Мне все ненавистно и отвратительно. Я не могу так больше.
Я устал.
Ула! Это ты во всем виновата! Зачем ты смотрела в глаза зверю? Мы все противные розовые крысята. Теперь ты в закрытой психушке — какой, неведомо. А я пью самогон с Евстигнеевым. Ты лишила меня самого большого счастья — выйти на улицу, завести «моську», долго неторопливо разогреть его и прокатить неспешно по дождливым, изгаженным, изнасилованным осенью улицам — через центр, на Ленинский проспект, потом направо — на Воробьевское шоссе, снова направо — на гудящий железом спуск метромоста, выкатить в свободный ряд, включить фары, нажать изо всех сил сигнал, педаль акселератора — в пол, до упора, и промчаться с ревом и визгом до середины моста, и когда стрелка спидометра подшкалит сотню — руль направо, треск разлетающихся крыльев, грохот обломившейся балюстрады, и тишина короткого мгновенного пролета до асфальтовой ряби стынущей реки.
И пришел бы всему конец. Господи, какое это было бы счастье!…
Ула, ты отняла у меня мое счастье. Нам надо было или жить, или умереть вместе — когда мы еще оба были свободны.

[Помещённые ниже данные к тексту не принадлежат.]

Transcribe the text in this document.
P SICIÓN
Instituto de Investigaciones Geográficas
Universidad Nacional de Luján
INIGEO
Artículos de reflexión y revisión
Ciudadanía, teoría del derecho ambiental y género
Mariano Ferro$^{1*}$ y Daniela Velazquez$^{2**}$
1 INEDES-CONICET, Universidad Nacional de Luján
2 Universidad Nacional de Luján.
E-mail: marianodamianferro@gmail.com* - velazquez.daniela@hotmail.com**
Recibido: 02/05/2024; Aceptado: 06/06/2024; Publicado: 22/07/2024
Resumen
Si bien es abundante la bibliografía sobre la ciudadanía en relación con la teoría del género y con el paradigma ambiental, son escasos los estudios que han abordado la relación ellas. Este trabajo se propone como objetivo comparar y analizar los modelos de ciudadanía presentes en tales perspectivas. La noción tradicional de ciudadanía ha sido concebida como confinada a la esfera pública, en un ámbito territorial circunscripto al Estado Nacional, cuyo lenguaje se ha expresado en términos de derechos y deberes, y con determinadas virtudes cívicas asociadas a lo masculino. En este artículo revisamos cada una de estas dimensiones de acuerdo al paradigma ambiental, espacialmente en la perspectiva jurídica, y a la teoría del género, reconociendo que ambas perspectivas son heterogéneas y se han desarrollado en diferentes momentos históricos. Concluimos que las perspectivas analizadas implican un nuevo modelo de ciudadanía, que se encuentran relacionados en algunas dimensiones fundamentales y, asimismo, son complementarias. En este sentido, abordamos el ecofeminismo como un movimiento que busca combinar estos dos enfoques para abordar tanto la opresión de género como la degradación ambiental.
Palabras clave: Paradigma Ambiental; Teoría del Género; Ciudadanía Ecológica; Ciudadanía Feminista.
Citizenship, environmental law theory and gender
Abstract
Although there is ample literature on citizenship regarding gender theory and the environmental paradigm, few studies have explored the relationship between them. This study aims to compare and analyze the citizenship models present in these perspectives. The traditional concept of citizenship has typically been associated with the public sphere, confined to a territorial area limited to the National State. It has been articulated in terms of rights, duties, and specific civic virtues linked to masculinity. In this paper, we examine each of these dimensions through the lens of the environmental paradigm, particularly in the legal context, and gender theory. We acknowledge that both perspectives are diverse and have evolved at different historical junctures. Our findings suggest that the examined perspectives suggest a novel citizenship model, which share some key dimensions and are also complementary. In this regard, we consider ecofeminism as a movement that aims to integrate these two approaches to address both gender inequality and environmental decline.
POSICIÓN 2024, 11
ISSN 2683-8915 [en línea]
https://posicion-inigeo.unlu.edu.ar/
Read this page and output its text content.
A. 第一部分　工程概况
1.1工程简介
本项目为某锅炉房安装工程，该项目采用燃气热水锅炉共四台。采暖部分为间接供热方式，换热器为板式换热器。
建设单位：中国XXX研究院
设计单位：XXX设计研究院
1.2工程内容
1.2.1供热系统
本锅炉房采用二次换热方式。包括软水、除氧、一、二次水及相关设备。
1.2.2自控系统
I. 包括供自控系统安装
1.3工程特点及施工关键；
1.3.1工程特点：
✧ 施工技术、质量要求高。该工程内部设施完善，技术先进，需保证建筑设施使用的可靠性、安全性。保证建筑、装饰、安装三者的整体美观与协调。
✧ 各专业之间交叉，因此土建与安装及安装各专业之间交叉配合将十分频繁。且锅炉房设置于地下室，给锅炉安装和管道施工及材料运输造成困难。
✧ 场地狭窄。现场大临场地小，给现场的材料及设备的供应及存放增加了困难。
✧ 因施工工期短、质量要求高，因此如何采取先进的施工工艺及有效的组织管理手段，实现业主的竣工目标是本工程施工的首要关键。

А теперь ты в психушке, а я свободен только умереть. Но Гамлет и появляется лишь за тем, чтобы умереть. Живой Гамлет — смешон, он никому не нужен. Живой Гамлет стал бы со временем Полонием.
Все повторяется. Но за каждый повтор надо платить сначала, как на всяком новом представлении. Вот и могильщик — он урчит, бубнит и гычет, с трудом я понимаю его дряблое бормотание.
— …народ больно нежный стал — а старшине не до нежностей… помню исполняли мы по трибуналу лейтенанта-дезертира… поставили его над ровиком… сапоги и гимнастерку шевиотовую, конечно, сняли… а бриджи на нем новенькие… зима была, а по нему пот катится… я ему грю — портки расстегни, а он не понимает, самому пришлось пуговицы отстегивать… мне начальник конвоя грит — отойди, под залп угодишь… а лейтенант бриджи держит — не дам, грит, себя позорить… а чего там позорить?… как дали из трех стволов — мозги целиком из черепушки вылетели… он-то и нырнул головой вперед в ровик… а я сразу с него бриджи и стянул наверх — ни пятнышка на них, ни кровиночки… Старшина всегда должен за добро казенное болеть… Их еще сколько, небось, носили эти бриджи-то… а вы крыс боитесь.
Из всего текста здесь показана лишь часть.